An official report of the disaster, received from the Home Secretary on March 27, included the following details:
That, the explosion was preceded by a fire which broke out either in the melt pot, or in a corrugated iron structure at the top of the building immediately above the melt pot.
That, the fire rapidly gained a fierce hold, and as the melt pot contained a large quantity of explosive material in a state of confinement, it is possible that the initial detonation took place there.
That, the evidence available is not sufficient to determine with certainty how the fire was started, but all accidental causes presenting any degree of probability may be eliminated except the two following:
(a) A detonation spark produced by friction or impact.
(b) Spontaneous ignition, due to decomposition of material in or about the melt-pot.
That, the possibility of the disaster having been maliciously caused, cannot be disregarded: but searching investigation by the police and other authorities failed to discover any evidence which would warrant such a conclusion, and no suspicion fell on any employee or other person. (There was much talk at the time of espionage and sabotage, and many of the workers were inclined to blame the disaster upon some unknown enemy in their midst.)
That, the casualties were as follows: - Sixty-nine persons were killed on the spot.
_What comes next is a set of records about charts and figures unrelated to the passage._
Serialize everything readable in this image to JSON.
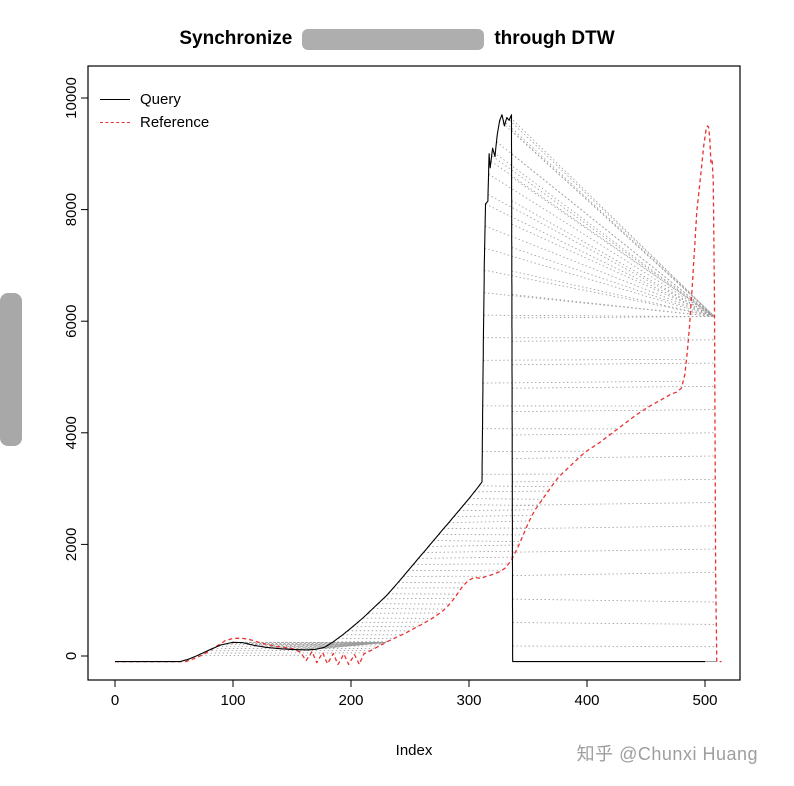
{
  "title": {
    "prefix": "Synchronize",
    "suffix": "through DTW"
  },
  "watermark": "知乎 @Chunxi Huang",
  "chart_data": {
    "type": "line",
    "title": "Synchronize [redacted] through DTW",
    "xlabel": "Index",
    "ylabel": "",
    "xlim": [
      0,
      530
    ],
    "ylim": [
      -300,
      10400
    ],
    "xticks": [
      0,
      100,
      200,
      300,
      400,
      500
    ],
    "yticks": [
      0,
      2000,
      4000,
      6000,
      8000,
      10000
    ],
    "grid": false,
    "legend": {
      "position": "top-left",
      "entries": [
        {
          "label": "Query",
          "color": "#000000",
          "dash": "solid"
        },
        {
          "label": "Reference",
          "color": "#e93232",
          "dash": "dashed"
        }
      ]
    },
    "alignment": {
      "description": "DTW warping match lines connecting query samples to reference samples",
      "color": "#9a9a9a",
      "style": "dotted"
    },
    "series": [
      {
        "name": "Query",
        "color": "#000000",
        "style": "solid",
        "points": [
          [
            0,
            -100
          ],
          [
            55,
            -100
          ],
          [
            62,
            -60
          ],
          [
            70,
            10
          ],
          [
            80,
            110
          ],
          [
            90,
            200
          ],
          [
            100,
            245
          ],
          [
            108,
            240
          ],
          [
            118,
            190
          ],
          [
            128,
            155
          ],
          [
            140,
            130
          ],
          [
            152,
            115
          ],
          [
            163,
            110
          ],
          [
            170,
            118
          ],
          [
            178,
            160
          ],
          [
            185,
            255
          ],
          [
            193,
            380
          ],
          [
            200,
            500
          ],
          [
            210,
            680
          ],
          [
            220,
            880
          ],
          [
            230,
            1080
          ],
          [
            240,
            1320
          ],
          [
            250,
            1570
          ],
          [
            260,
            1820
          ],
          [
            270,
            2070
          ],
          [
            280,
            2320
          ],
          [
            290,
            2570
          ],
          [
            300,
            2820
          ],
          [
            306,
            2980
          ],
          [
            311,
            3120
          ],
          [
            312,
            5300
          ],
          [
            313,
            7050
          ],
          [
            314,
            8100
          ],
          [
            316,
            8150
          ],
          [
            317,
            9000
          ],
          [
            318,
            8750
          ],
          [
            320,
            9100
          ],
          [
            322,
            8950
          ],
          [
            324,
            9350
          ],
          [
            326,
            9600
          ],
          [
            328,
            9700
          ],
          [
            330,
            9500
          ],
          [
            332,
            9650
          ],
          [
            334,
            9600
          ],
          [
            336,
            9700
          ],
          [
            337,
            -100
          ],
          [
            500,
            -100
          ]
        ]
      },
      {
        "name": "Reference",
        "color": "#e93232",
        "style": "dashed",
        "points": [
          [
            0,
            -100
          ],
          [
            60,
            -100
          ],
          [
            68,
            -40
          ],
          [
            76,
            40
          ],
          [
            85,
            160
          ],
          [
            93,
            270
          ],
          [
            100,
            315
          ],
          [
            107,
            320
          ],
          [
            114,
            295
          ],
          [
            121,
            250
          ],
          [
            129,
            205
          ],
          [
            136,
            175
          ],
          [
            143,
            155
          ],
          [
            150,
            135
          ],
          [
            157,
            70
          ],
          [
            162,
            -80
          ],
          [
            167,
            80
          ],
          [
            171,
            -120
          ],
          [
            176,
            60
          ],
          [
            180,
            -140
          ],
          [
            185,
            45
          ],
          [
            189,
            -150
          ],
          [
            194,
            35
          ],
          [
            198,
            -150
          ],
          [
            203,
            25
          ],
          [
            207,
            -150
          ],
          [
            211,
            40
          ],
          [
            217,
            100
          ],
          [
            224,
            180
          ],
          [
            231,
            260
          ],
          [
            239,
            340
          ],
          [
            247,
            420
          ],
          [
            254,
            500
          ],
          [
            262,
            590
          ],
          [
            270,
            690
          ],
          [
            278,
            810
          ],
          [
            285,
            960
          ],
          [
            290,
            1110
          ],
          [
            295,
            1260
          ],
          [
            300,
            1360
          ],
          [
            305,
            1410
          ],
          [
            310,
            1390
          ],
          [
            315,
            1430
          ],
          [
            320,
            1460
          ],
          [
            326,
            1510
          ],
          [
            331,
            1580
          ],
          [
            336,
            1720
          ],
          [
            341,
            1930
          ],
          [
            346,
            2170
          ],
          [
            351,
            2420
          ],
          [
            356,
            2620
          ],
          [
            361,
            2770
          ],
          [
            366,
            2920
          ],
          [
            371,
            3070
          ],
          [
            376,
            3210
          ],
          [
            381,
            3310
          ],
          [
            386,
            3410
          ],
          [
            391,
            3510
          ],
          [
            396,
            3610
          ],
          [
            401,
            3690
          ],
          [
            406,
            3760
          ],
          [
            411,
            3830
          ],
          [
            416,
            3910
          ],
          [
            421,
            3990
          ],
          [
            426,
            4070
          ],
          [
            431,
            4150
          ],
          [
            436,
            4230
          ],
          [
            441,
            4310
          ],
          [
            446,
            4380
          ],
          [
            451,
            4450
          ],
          [
            456,
            4510
          ],
          [
            461,
            4570
          ],
          [
            466,
            4630
          ],
          [
            471,
            4690
          ],
          [
            476,
            4730
          ],
          [
            480,
            4800
          ],
          [
            483,
            5050
          ],
          [
            485,
            5450
          ],
          [
            487,
            5950
          ],
          [
            489,
            6550
          ],
          [
            491,
            7250
          ],
          [
            493,
            7950
          ],
          [
            495,
            8350
          ],
          [
            497,
            8750
          ],
          [
            499,
            9150
          ],
          [
            501,
            9450
          ],
          [
            502,
            9500
          ],
          [
            503,
            9480
          ],
          [
            504,
            9300
          ],
          [
            505,
            8850
          ],
          [
            506,
            8900
          ],
          [
            507,
            8500
          ],
          [
            508,
            6500
          ],
          [
            509,
            1500
          ],
          [
            510,
            -100
          ],
          [
            514,
            -100
          ]
        ]
      }
    ]
  }
}
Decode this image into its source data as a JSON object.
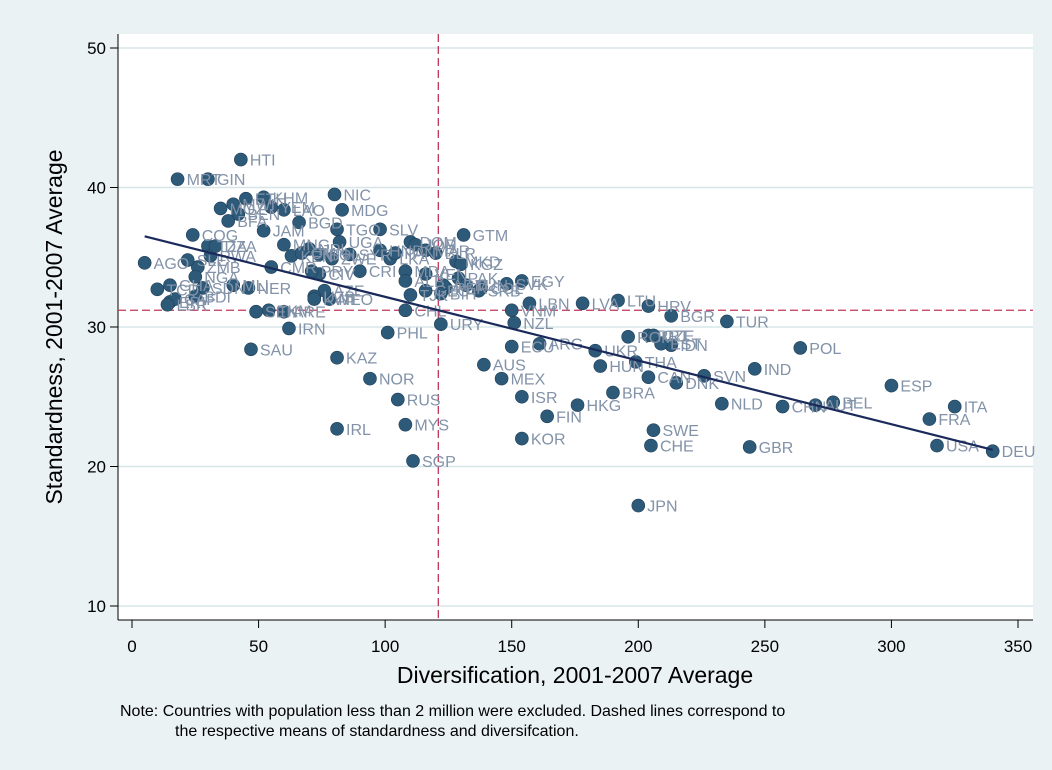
{
  "chart_data": {
    "type": "scatter",
    "title": "",
    "xlabel": "Diversification, 2001-2007 Average",
    "ylabel": "Standardness, 2001-2007 Average",
    "xlim": [
      0,
      350
    ],
    "ylim": [
      10,
      50
    ],
    "xticks": [
      0,
      50,
      100,
      150,
      200,
      250,
      300,
      350
    ],
    "yticks": [
      10,
      20,
      30,
      40,
      50
    ],
    "grid": "horizontal",
    "mean_lines": {
      "x": 121,
      "y": 31.2
    },
    "fit_line": {
      "x": [
        5,
        340
      ],
      "y": [
        36.5,
        21.2
      ]
    },
    "colors": {
      "marker": "#2e5a7a",
      "fit_line": "#1a2a5a",
      "mean_line": "#c0365a",
      "label": "#8292a8",
      "plot_bg": "#ffffff",
      "outer_bg": "#eaf2f3"
    },
    "points": [
      {
        "label": "HTI",
        "x": 43,
        "y": 42.0
      },
      {
        "label": "MRT",
        "x": 18,
        "y": 40.6
      },
      {
        "label": "GIN",
        "x": 30,
        "y": 40.6
      },
      {
        "label": "NIC",
        "x": 80,
        "y": 39.5
      },
      {
        "label": "KHM",
        "x": 52,
        "y": 39.3
      },
      {
        "label": "MDG",
        "x": 83,
        "y": 38.4
      },
      {
        "label": "LAO",
        "x": 60,
        "y": 38.4
      },
      {
        "label": "BEN",
        "x": 42,
        "y": 38.1
      },
      {
        "label": "BGD",
        "x": 66,
        "y": 37.5
      },
      {
        "label": "TGO",
        "x": 81,
        "y": 37.0
      },
      {
        "label": "SLV",
        "x": 98,
        "y": 37.0
      },
      {
        "label": "JAM",
        "x": 52,
        "y": 36.9
      },
      {
        "label": "COG",
        "x": 24,
        "y": 36.6
      },
      {
        "label": "GTM",
        "x": 131,
        "y": 36.6
      },
      {
        "label": "UGA",
        "x": 82,
        "y": 36.1
      },
      {
        "label": "DOM",
        "x": 110,
        "y": 36.1
      },
      {
        "label": "MNG",
        "x": 60,
        "y": 35.9
      },
      {
        "label": "BOL",
        "x": 74,
        "y": 35.2
      },
      {
        "label": "AGO",
        "x": 5,
        "y": 34.6
      },
      {
        "label": "MKD",
        "x": 128,
        "y": 34.7
      },
      {
        "label": "ZMB",
        "x": 26,
        "y": 34.3
      },
      {
        "label": "MDA",
        "x": 108,
        "y": 34.0
      },
      {
        "label": "PAK",
        "x": 129,
        "y": 33.5
      },
      {
        "label": "EGY",
        "x": 154,
        "y": 33.3
      },
      {
        "label": "NER",
        "x": 46,
        "y": 32.8
      },
      {
        "label": "COL",
        "x": 138,
        "y": 32.8
      },
      {
        "label": "CIV",
        "x": 74,
        "y": 33.8
      },
      {
        "label": "LBN",
        "x": 157,
        "y": 31.7
      },
      {
        "label": "LVA",
        "x": 178,
        "y": 31.7
      },
      {
        "label": "LTU",
        "x": 192,
        "y": 31.9
      },
      {
        "label": "HRV",
        "x": 204,
        "y": 31.5
      },
      {
        "label": "BGR",
        "x": 213,
        "y": 30.8
      },
      {
        "label": "TUR",
        "x": 235,
        "y": 30.4
      },
      {
        "label": "ERI",
        "x": 15,
        "y": 31.8
      },
      {
        "label": "SEN",
        "x": 49,
        "y": 31.1
      },
      {
        "label": "ARE",
        "x": 60,
        "y": 31.1
      },
      {
        "label": "NEO",
        "x": 78,
        "y": 32.0
      },
      {
        "label": "CHL",
        "x": 108,
        "y": 31.2
      },
      {
        "label": "URY",
        "x": 122,
        "y": 30.2
      },
      {
        "label": "IRN",
        "x": 62,
        "y": 29.9
      },
      {
        "label": "PHL",
        "x": 101,
        "y": 29.6
      },
      {
        "label": "VNM",
        "x": 150,
        "y": 31.2
      },
      {
        "label": "NZL",
        "x": 151,
        "y": 30.3
      },
      {
        "label": "ARG",
        "x": 161,
        "y": 28.8
      },
      {
        "label": "ECU",
        "x": 150,
        "y": 28.6
      },
      {
        "label": "UKR",
        "x": 183,
        "y": 28.3
      },
      {
        "label": "PRT",
        "x": 204,
        "y": 29.4
      },
      {
        "label": "ROM",
        "x": 196,
        "y": 29.3
      },
      {
        "label": "IDN",
        "x": 213,
        "y": 28.7
      },
      {
        "label": "POL",
        "x": 264,
        "y": 28.5
      },
      {
        "label": "THA",
        "x": 199,
        "y": 27.5
      },
      {
        "label": "HUN",
        "x": 185,
        "y": 27.2
      },
      {
        "label": "SAU",
        "x": 47,
        "y": 28.4
      },
      {
        "label": "KAZ",
        "x": 81,
        "y": 27.8
      },
      {
        "label": "AUS",
        "x": 139,
        "y": 27.3
      },
      {
        "label": "IND",
        "x": 246,
        "y": 27.0
      },
      {
        "label": "SVN",
        "x": 226,
        "y": 26.5
      },
      {
        "label": "CAN",
        "x": 204,
        "y": 26.4
      },
      {
        "label": "DNK",
        "x": 215,
        "y": 26.0
      },
      {
        "label": "MEX",
        "x": 146,
        "y": 26.3
      },
      {
        "label": "NOR",
        "x": 94,
        "y": 26.3
      },
      {
        "label": "ESP",
        "x": 300,
        "y": 25.8
      },
      {
        "label": "BRA",
        "x": 190,
        "y": 25.3
      },
      {
        "label": "ISR",
        "x": 154,
        "y": 25.0
      },
      {
        "label": "RUS",
        "x": 105,
        "y": 24.8
      },
      {
        "label": "HKG",
        "x": 176,
        "y": 24.4
      },
      {
        "label": "NLD",
        "x": 233,
        "y": 24.5
      },
      {
        "label": "BEL",
        "x": 277,
        "y": 24.6
      },
      {
        "label": "CHN",
        "x": 257,
        "y": 24.3
      },
      {
        "label": "AUT",
        "x": 270,
        "y": 24.4
      },
      {
        "label": "ITA",
        "x": 325,
        "y": 24.3
      },
      {
        "label": "FRA",
        "x": 315,
        "y": 23.4
      },
      {
        "label": "FIN",
        "x": 164,
        "y": 23.6
      },
      {
        "label": "MYS",
        "x": 108,
        "y": 23.0
      },
      {
        "label": "IRL",
        "x": 81,
        "y": 22.7
      },
      {
        "label": "SWE",
        "x": 206,
        "y": 22.6
      },
      {
        "label": "KOR",
        "x": 154,
        "y": 22.0
      },
      {
        "label": "CHE",
        "x": 205,
        "y": 21.5
      },
      {
        "label": "GBR",
        "x": 244,
        "y": 21.4
      },
      {
        "label": "USA",
        "x": 318,
        "y": 21.5
      },
      {
        "label": "DEU",
        "x": 340,
        "y": 21.1
      },
      {
        "label": "SGP",
        "x": 111,
        "y": 20.4
      },
      {
        "label": "JPN",
        "x": 200,
        "y": 17.2
      },
      {
        "label": "GHA",
        "x": 15,
        "y": 33.0
      },
      {
        "label": "TZA",
        "x": 30,
        "y": 35.8
      },
      {
        "label": "MLI",
        "x": 40,
        "y": 33.0
      },
      {
        "label": "SDN",
        "x": 28,
        "y": 32.8
      },
      {
        "label": "TCD",
        "x": 10,
        "y": 32.7
      },
      {
        "label": "CMR",
        "x": 55,
        "y": 34.3
      },
      {
        "label": "KEN",
        "x": 63,
        "y": 35.1
      },
      {
        "label": "PRY",
        "x": 71,
        "y": 34.0
      },
      {
        "label": "HND",
        "x": 98,
        "y": 35.5
      },
      {
        "label": "VEN",
        "x": 116,
        "y": 33.8
      },
      {
        "label": "GEO",
        "x": 116,
        "y": 32.6
      },
      {
        "label": "PER",
        "x": 124,
        "y": 32.8
      },
      {
        "label": "TUN",
        "x": 132,
        "y": 33.0
      },
      {
        "label": "CRI",
        "x": 90,
        "y": 34.0
      },
      {
        "label": "BLR",
        "x": 120,
        "y": 35.3
      },
      {
        "label": "SYR",
        "x": 86,
        "y": 35.2
      },
      {
        "label": "MOZ",
        "x": 35,
        "y": 38.5
      },
      {
        "label": "MWI",
        "x": 40,
        "y": 38.8
      },
      {
        "label": "ETH",
        "x": 45,
        "y": 39.2
      },
      {
        "label": "YEM",
        "x": 55,
        "y": 38.6
      },
      {
        "label": "BFA",
        "x": 38,
        "y": 37.6
      },
      {
        "label": "NPL",
        "x": 70,
        "y": 35.6
      },
      {
        "label": "ZWE",
        "x": 79,
        "y": 34.9
      },
      {
        "label": "LKA",
        "x": 102,
        "y": 34.9
      },
      {
        "label": "PAN",
        "x": 104,
        "y": 35.3
      },
      {
        "label": "JOR",
        "x": 112,
        "y": 35.9
      },
      {
        "label": "MAR",
        "x": 116,
        "y": 35.5
      },
      {
        "label": "ALB",
        "x": 108,
        "y": 33.3
      },
      {
        "label": "ARM",
        "x": 123,
        "y": 33.0
      },
      {
        "label": "KGZ",
        "x": 130,
        "y": 34.5
      },
      {
        "label": "TJK",
        "x": 110,
        "y": 32.3
      },
      {
        "label": "AZE",
        "x": 76,
        "y": 32.6
      },
      {
        "label": "UZB",
        "x": 72,
        "y": 32.2
      },
      {
        "label": "TKM",
        "x": 54,
        "y": 31.2
      },
      {
        "label": "SLE",
        "x": 22,
        "y": 34.8
      },
      {
        "label": "RWA",
        "x": 31,
        "y": 35.1
      },
      {
        "label": "BDI",
        "x": 25,
        "y": 32.2
      },
      {
        "label": "CAF",
        "x": 17,
        "y": 32.0
      },
      {
        "label": "LBR",
        "x": 14,
        "y": 31.6
      },
      {
        "label": "NGA",
        "x": 25,
        "y": 33.6
      },
      {
        "label": "DZA",
        "x": 33,
        "y": 35.8
      },
      {
        "label": "OMN",
        "x": 67,
        "y": 35.3
      },
      {
        "label": "KWT",
        "x": 72,
        "y": 32.0
      },
      {
        "label": "SRB",
        "x": 137,
        "y": 32.6
      },
      {
        "label": "BIH",
        "x": 122,
        "y": 32.4
      },
      {
        "label": "SVK",
        "x": 148,
        "y": 33.1
      },
      {
        "label": "CZE",
        "x": 206,
        "y": 29.4
      },
      {
        "label": "EST",
        "x": 209,
        "y": 28.8
      }
    ]
  },
  "note": {
    "line1": "Note: Countries with population less than 2 million were excluded. Dashed lines correspond to",
    "line2": "the respective means of standardness and diversifcation."
  }
}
Ninety-eight were seriously injured, of whom four have since died in hospital, and 328 were slightly injured. In addition the Committee were informed by the police that 500 or 600 persons who received cuts and bruises were treated in the streets by private practitioners. Of the ten men belonging to the shift at work in the building, nine were killed and one escaped, but of the 10 women at work, only one lost her life.
That, the Committee's attention was called to the gallant conduct of Dr. Angel, the chemist in charge of the works; Mr. George Wenborne, the leading male hand on the shift, and Police Constable Greenoff, who was on duty outside the works. These three men bravely remained at their posts when they could have escaped, and lost their lives in their endeavour to save the lives of others by warning them of the dangers of an explosion.
It was not until six days after the explosion that the dismembered body of Dr. Angel was recovered from the ruins, and only by means of the shirt he was wearing was Mrs. Angel able to identify her husband's remains. For their extreme bravery King George conferred the Edward Medal of the first class upon both Dr. Angel and Mr. Wenborne, and, as has been mentioned, Police Constable Greenoff was honoured with the King's Police Medal.
Within about a week of the disaster, the soldiers had finished their gruesome and difficult task of digging and clearing away the debris, and plans were draftee! out for immediate rebuilding. The explosion occurred on January 19, 1917, and on January 23, a report was presented to the Prime Minister by the first Commissioners of Works. The very next day Mr. Lloyd George ordered the immediate procedure of renovations, and the replacement of lost and destroyed property. On the 25th January a staff was sent to Silvertown to prepare a schedule of dilapidations. Photographs were taken, and authority was received for expenditure. By February 1, all dangerous building were either shored up or felled. By February 5, 8,000 men were at work. The debris was cleared away from about 600 homes, and in spite of very unfavourable weather conditions, about four thousand pounds worth of work was completed.